Philpotts was one of the most prolific and multifaceted writers in Devon. His "Dartmoor Cycle" spanned the entire region and was published in 18 novels. The first in the series was Children of the Mist (1898), and it concluded with Children of Men (1923). The most famous is probably the tragic story The Secret Woman (1905).

One of his novels, Widecombe Fair , inspired by the annual market in the village of Widecombe-in-the-Moor , was the model for his comedy The Farmer's Wife . This play was made into a film by Alfred Hitchcock in 1927 under the title The Farmer's Wife .

In addition to his novels, his work also includes poems, short stories and plays. He published some of his crime novels under the pseudonym Harrington Hext . Several pieces were also written in collaboration with Arnold Bennett and Jerome K. Jerome ; daughter Adelaide is also an important collaborator and arranger of his pieces.

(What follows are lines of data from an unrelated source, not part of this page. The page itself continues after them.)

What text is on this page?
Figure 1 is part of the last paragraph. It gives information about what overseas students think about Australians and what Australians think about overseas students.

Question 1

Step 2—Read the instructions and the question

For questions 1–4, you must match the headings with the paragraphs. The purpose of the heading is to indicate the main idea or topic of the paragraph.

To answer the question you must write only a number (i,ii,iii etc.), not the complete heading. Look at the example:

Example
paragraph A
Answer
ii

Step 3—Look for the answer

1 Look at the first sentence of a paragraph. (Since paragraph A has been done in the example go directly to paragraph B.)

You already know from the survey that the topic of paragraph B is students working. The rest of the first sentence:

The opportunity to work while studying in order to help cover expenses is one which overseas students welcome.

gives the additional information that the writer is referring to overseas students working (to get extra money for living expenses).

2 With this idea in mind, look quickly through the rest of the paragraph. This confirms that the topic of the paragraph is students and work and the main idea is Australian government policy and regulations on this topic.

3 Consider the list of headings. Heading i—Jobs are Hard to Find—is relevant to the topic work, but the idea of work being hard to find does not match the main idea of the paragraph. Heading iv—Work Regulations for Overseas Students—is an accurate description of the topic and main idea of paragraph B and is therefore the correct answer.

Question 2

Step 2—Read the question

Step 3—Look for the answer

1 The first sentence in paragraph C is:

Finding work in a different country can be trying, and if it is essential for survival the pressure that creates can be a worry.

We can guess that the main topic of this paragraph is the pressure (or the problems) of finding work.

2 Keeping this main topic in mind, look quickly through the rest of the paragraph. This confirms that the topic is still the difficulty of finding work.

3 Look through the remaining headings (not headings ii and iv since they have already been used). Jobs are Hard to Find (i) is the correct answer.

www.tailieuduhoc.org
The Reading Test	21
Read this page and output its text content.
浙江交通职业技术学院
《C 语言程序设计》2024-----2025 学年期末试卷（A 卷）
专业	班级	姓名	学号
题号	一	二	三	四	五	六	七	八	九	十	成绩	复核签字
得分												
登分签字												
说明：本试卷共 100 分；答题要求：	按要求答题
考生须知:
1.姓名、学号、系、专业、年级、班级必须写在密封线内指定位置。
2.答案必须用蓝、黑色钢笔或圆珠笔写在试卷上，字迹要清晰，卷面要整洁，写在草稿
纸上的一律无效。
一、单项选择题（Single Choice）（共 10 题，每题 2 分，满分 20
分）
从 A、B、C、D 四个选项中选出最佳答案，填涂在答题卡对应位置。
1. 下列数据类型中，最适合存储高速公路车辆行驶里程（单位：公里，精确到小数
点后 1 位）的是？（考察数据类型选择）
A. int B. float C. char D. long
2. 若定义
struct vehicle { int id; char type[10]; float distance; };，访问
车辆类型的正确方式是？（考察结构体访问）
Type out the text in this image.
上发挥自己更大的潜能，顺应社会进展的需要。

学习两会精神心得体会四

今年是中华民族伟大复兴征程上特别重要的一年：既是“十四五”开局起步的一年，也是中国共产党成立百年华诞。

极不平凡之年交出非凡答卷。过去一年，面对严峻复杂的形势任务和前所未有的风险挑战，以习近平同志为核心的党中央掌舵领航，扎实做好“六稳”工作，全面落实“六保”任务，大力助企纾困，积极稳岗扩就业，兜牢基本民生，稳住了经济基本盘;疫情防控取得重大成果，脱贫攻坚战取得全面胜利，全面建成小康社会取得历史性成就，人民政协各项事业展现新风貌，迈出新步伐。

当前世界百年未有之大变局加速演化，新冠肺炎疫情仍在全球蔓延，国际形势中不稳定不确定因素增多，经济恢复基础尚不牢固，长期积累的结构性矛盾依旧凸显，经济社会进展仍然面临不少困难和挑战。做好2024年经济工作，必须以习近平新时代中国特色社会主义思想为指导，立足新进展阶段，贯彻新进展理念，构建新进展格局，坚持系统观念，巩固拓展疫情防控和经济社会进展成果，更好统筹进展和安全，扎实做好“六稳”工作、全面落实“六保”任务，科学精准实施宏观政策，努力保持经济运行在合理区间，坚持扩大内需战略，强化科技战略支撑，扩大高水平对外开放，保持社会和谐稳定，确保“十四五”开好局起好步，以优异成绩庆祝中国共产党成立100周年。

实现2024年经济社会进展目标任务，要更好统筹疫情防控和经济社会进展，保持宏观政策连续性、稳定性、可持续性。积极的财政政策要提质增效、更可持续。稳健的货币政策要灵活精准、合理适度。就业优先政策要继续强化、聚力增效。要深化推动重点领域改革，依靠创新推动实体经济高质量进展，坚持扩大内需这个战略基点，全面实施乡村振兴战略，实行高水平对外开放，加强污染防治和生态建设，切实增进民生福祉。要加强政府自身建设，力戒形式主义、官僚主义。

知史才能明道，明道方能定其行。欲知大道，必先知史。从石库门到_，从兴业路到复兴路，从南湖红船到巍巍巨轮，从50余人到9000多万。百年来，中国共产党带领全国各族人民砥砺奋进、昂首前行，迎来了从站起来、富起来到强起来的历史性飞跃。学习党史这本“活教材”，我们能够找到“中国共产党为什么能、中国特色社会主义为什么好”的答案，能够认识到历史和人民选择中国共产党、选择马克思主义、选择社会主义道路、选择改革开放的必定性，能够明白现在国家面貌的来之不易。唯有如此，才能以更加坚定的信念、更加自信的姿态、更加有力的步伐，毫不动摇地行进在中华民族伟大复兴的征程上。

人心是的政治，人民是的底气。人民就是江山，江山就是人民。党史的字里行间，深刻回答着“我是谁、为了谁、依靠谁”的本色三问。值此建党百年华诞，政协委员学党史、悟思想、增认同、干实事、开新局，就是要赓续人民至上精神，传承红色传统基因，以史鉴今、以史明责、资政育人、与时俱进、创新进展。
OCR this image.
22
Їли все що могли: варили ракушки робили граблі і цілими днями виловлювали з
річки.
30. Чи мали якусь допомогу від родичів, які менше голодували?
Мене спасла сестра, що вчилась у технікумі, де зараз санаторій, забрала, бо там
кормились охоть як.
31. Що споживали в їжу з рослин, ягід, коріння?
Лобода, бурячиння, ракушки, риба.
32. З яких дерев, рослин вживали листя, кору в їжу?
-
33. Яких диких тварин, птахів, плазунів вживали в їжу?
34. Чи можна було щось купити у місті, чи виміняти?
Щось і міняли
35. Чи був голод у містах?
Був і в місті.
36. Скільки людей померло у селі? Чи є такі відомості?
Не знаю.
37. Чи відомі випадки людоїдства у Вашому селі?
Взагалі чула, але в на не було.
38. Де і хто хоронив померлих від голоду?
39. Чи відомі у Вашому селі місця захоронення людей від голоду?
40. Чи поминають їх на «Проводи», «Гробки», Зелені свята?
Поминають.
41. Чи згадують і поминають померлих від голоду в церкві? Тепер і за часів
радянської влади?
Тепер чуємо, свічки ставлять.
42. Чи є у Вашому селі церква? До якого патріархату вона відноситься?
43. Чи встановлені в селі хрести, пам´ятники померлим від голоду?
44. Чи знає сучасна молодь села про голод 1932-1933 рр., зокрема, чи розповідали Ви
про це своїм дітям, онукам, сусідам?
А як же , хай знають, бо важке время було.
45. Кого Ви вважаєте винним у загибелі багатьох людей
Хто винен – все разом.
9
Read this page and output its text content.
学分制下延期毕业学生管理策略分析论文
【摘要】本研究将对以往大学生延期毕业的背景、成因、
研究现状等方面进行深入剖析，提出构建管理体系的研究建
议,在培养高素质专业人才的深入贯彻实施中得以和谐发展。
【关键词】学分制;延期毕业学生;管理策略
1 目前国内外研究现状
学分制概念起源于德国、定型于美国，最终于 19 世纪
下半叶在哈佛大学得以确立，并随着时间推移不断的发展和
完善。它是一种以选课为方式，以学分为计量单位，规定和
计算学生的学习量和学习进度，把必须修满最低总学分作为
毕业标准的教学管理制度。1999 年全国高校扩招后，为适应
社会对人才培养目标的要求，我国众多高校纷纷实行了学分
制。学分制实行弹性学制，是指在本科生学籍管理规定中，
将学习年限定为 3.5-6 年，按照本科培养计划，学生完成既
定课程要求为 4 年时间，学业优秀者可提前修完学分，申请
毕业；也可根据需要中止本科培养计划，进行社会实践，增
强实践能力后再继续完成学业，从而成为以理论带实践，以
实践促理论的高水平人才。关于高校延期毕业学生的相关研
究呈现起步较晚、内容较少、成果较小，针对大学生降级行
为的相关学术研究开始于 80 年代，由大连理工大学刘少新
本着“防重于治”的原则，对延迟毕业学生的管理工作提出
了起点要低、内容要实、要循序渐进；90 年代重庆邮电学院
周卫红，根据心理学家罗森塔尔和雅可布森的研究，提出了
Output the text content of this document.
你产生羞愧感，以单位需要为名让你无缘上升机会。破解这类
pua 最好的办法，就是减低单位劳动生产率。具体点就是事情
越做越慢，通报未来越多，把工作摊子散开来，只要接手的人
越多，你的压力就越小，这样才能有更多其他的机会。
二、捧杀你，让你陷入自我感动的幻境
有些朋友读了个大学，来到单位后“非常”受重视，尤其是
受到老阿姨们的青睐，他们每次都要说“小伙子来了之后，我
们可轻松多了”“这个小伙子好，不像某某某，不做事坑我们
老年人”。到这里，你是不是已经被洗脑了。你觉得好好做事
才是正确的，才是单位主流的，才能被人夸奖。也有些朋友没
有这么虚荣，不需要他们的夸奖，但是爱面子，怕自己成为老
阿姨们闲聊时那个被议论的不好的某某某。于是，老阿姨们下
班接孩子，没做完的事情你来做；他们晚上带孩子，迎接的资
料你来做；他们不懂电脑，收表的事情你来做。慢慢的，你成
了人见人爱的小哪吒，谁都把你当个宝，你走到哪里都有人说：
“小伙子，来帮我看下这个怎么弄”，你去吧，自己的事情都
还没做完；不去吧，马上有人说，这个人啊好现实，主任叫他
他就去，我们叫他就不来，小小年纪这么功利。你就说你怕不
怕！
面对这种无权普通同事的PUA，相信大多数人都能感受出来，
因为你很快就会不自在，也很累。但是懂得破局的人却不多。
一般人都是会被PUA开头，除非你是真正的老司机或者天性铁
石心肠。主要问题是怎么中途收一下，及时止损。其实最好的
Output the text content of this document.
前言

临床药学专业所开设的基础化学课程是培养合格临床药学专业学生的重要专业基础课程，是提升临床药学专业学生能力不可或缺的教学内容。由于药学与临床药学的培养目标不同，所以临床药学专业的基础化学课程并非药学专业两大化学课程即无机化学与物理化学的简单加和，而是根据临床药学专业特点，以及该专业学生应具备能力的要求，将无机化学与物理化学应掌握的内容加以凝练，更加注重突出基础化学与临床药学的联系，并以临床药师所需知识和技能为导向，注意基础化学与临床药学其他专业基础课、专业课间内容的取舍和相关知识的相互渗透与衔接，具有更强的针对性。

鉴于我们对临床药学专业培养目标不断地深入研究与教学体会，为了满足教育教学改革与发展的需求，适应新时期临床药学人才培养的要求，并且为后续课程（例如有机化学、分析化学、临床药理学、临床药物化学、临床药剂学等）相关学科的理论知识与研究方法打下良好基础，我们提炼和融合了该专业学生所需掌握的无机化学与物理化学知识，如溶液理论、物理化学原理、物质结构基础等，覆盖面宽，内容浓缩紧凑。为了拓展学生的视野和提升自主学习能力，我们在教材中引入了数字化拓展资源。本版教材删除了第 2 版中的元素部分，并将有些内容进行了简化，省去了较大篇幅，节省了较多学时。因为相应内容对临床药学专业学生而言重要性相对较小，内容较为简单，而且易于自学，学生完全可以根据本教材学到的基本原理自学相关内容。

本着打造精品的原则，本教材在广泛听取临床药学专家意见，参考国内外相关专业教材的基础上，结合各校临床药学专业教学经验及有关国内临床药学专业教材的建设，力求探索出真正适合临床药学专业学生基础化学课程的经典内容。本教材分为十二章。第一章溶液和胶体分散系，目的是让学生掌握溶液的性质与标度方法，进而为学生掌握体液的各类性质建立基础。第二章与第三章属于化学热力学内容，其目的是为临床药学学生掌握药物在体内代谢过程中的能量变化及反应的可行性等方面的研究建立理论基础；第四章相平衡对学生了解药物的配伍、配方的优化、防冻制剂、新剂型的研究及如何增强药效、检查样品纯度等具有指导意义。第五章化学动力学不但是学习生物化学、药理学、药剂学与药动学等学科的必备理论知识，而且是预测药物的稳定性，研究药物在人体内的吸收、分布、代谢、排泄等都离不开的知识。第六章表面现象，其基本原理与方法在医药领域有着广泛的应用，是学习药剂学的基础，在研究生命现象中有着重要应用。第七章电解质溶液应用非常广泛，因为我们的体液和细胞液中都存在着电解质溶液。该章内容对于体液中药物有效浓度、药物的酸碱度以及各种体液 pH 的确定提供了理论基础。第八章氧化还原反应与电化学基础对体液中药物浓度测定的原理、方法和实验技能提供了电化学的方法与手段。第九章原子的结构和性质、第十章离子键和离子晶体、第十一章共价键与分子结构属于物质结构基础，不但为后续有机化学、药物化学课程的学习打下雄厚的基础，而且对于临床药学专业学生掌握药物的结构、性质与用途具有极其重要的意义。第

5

Philpotts was an early patron and friend of Agatha Christie , who valued his work very much and visited him regularly; Christie dedicated the novel " Das Haus an der Düne " ("Peril at End House") to him. He wrote numerous works of various literary importance, including crime and social novels as well as homeland novels with excellent descriptions of the landscape of the Dartmoor region, as well as essays and children's books as well as lyrical and dramatic works.

Works (selection)

  • From the angle of 88 . Hutchinson, London 1951.
  • The farmer's wife .
  • Widecombe fair .
  • The things at their heels .
  • The red redmaynes .
  • The monster .
  • The clue of the stars .
  • The Captain'S Curio .

literature

  • Meyer's Encyclopedia , Volume 18 . Bibliographisches Institut, Mannheim 1973, p. 581.
  • Oxford Dictionary of National Biography , Vol. 44 . OUP, London 2004, pp. 161-162, ISBN 0-19-861394-6 .
  • Glen Cavaliero: The cult of the primitive. Eden Phillpott, John Trevena . In: Ders .: The rural tradition in the English novel 1900–1939 . Macmillan, London 1978, ISBN 0-333-21800-0 .
  • Kenneth F. Day: Eden Phillpotts on Dartmoor . David & Charles, Newton Abbot 1981, ISBN 0-7153-8118-0 .
  • Dorothy Eagle (Ed.): The Oxford Illustrated Literary Guide to Great Britain and England . 2nd ed. BCA and Oxford University Press, London 1992, p. 63, ISBN 0-19-212988-0 .
  • Waveney Girvan (Ed.): Eden Phillpotts. An assessment and a tribute . Hutchinson, London 1953.
  • Emilie Gottschalk: The "Dartmoor" cycle by Eden Phillpotts . Trute Verlag, Quakenbrück 1935 (plus dissertation, University of Freiburg / B. 1935).
  • Charles W. Meadowcroft: The place of Eden Phillpotts in English Peasant Drama . Dissertation, University of Philadelphia 1924.
  • Adelaide Ross: Reverie. An autobiography . Hale, London 1981, ISBN 0-7091-8822-6 .
  • William H. Wright: West Country Poets. Their Lives and Works . Elliot Stock, London 1896, pp. 48-51.